Question 2 Multiple Choice
Two pitch-class sets have the same prime form [0, 1, 4]. What can we conclude about them?
AThey contain the same pitches, just played in a different order
BThey belong to the same set class, have the same interval-class vector, and are equivalent under transposition and/or inversion
CThey were composed using the same 12-tone row
DThey occur at the same transposition level, starting on the same pitch class
Prime form is the canonical representation of a set class — the smallest-span transposition of the normal form, starting on 0. Two sets with the same prime form belong to the same set class, meaning they are equivalent under transposition (same interval structure at a different pitch level) or inversion (interval pattern flipped). They share the same interval-class vector (same count of each interval class 1–6). They do NOT necessarily contain the same pitches, and they could appear at any transposition level. The prime form abstracts away from specific pitch content to reveal structural equivalence.
Question 3 True / False
A pitch class and a pitch are the same thing: C4 (middle C) and C5 are different pitch classes because they are in different octaves.
TTrue
FFalse
Answer: False
This is the foundational definition of pitch class: a pitch class is an equivalence class of all pitches that differ only by octave. C4, C5, C2, and C7 are all the same pitch class — PC 0 in integer notation. This octave equivalence is why there are only 12 pitch classes (corresponding to the 12 chromatic notes) regardless of register. The abstraction from specific octave placement is what allows set theory to analyze interval content independently of register — a chord can be spread across multiple octaves and still constitute the same pitch-class set.
Question 4 True / False
Set class equivalence allows an analyst to recognize that two musical passages share the same underlying interval structure even when they appear at different transpositions or inversions — the post-tonal analog of recognizing that two passages are in the same key.
TTrue
FFalse
Answer: True
This comparison captures the core analytical move in pitch-class set theory. In tonal analysis, recognizing that two passages are both in G major reveals a structural relationship regardless of their different harmonic contexts. In set theory, recognizing that two passages share the same set class (same prime form) reveals a structural relationship — shared interval content — regardless of transposition level or whether the interval pattern is inverted. This is why set theory is powerful for atonal music: it provides a vocabulary for structural similarity when tonal function is absent.
Question 5 Short Answer
Why does pitch-class set theory use integer notation (0–11) and modulo-12 arithmetic rather than traditional note names, and what does this allow analysts to do that Roman numeral analysis cannot?

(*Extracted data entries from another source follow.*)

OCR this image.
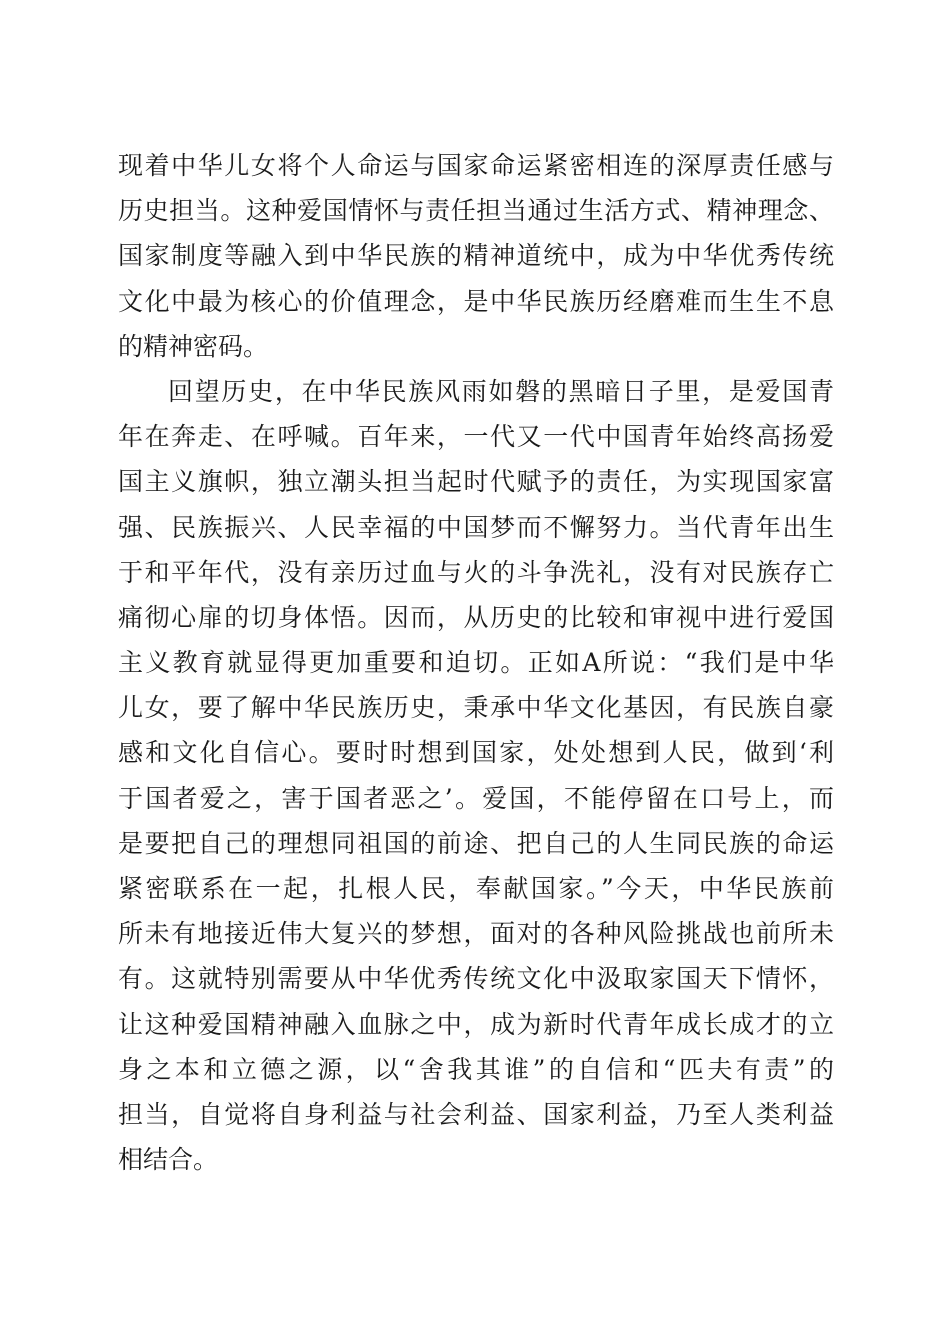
现着中华儿女将个人命运与国家命运紧密相连的深厚责任感与
历史担当。这种爱国情怀与责任担当通过生活方式、精神理念、
国家制度等融入到中华民族的精神道统中，成为中华优秀传统
文化中最为核心的价值理念，是中华民族历经磨难而生生不息
的精神密码。
回望历史，在中华民族风雨如磐的黑暗日子里，是爱国青
年在奔走、在呼喊。百年来，一代又一代中国青年始终高扬爱
国主义旗帜，独立潮头担当起时代赋予的责任，为实现国家富
强、民族振兴、人民幸福的中国梦而不懈努力。当代青年出生
于和平年代，没有亲历过血与火的斗争洗礼，没有对民族存亡
痛彻心扉的切身体悟。因而，从历史的比较和审视中进行爱国
主义教育就显得更加重要和迫切。正如A所说：“我们是中华
儿女，要了解中华民族历史，秉承中华文化基因，有民族自豪
感和文化自信心。要时时想到国家，处处想到人民，做到‘利
于国者爱之，害于国者恶之’。爱国，不能停留在口号上，而
是要把自己的理想同祖国的前途、把自己的人生同民族的命运
紧密联系在一起，扎根人民，奉献国家。”今天，中华民族前
所未有地接近伟大复兴的梦想，面对的各种风险挑战也前所未
有。这就特别需要从中华优秀传统文化中汲取家国天下情怀，
让这种爱国精神融入血脉之中，成为新时代青年成长成才的立
身之本和立德之源，以“舍我其谁”的自信和“匹夫有责”的
担当，自觉将自身利益与社会利益、国家利益，乃至人类利益
相结合。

Think about your answer, then reveal below.
Model answer: Integer notation maps the 12 chromatic pitch classes to the integers 0–11 (C=0, C#=1, …, B=11) and uses modulo-12 arithmetic so that interval calculations 'wrap around' like a clock. This allows analysts to compute intervals precisely (the interval from pitch class 4 to pitch class 9 is 9-4=5, a perfect fourth), identify enharmonic equivalences automatically (C# and D♭ are both 1), and compare sets abstractly by their interval content rather than their note names. Roman numeral analysis can only describe relationships within a tonal key — it requires a tonal center to give chords their function. Set theory describes interval relationships that hold regardless of whether a tonal center exists, making it the primary tool for post-tonal and atonal music where Roman numerals are inapplicable.
The shift to integers is not arbitrary — it enables the mathematical operations that define set theory: transposition (adding a constant mod 12), inversion (subtracting from 12 mod 12), normal form computation, and interval-class vector calculation. These operations would be cumbersome with letter names and impossible to generalize. The result is an analytical system that works on the interval structure of any collection of pitch classes, independent of tonal context — which is precisely what atonal music requires.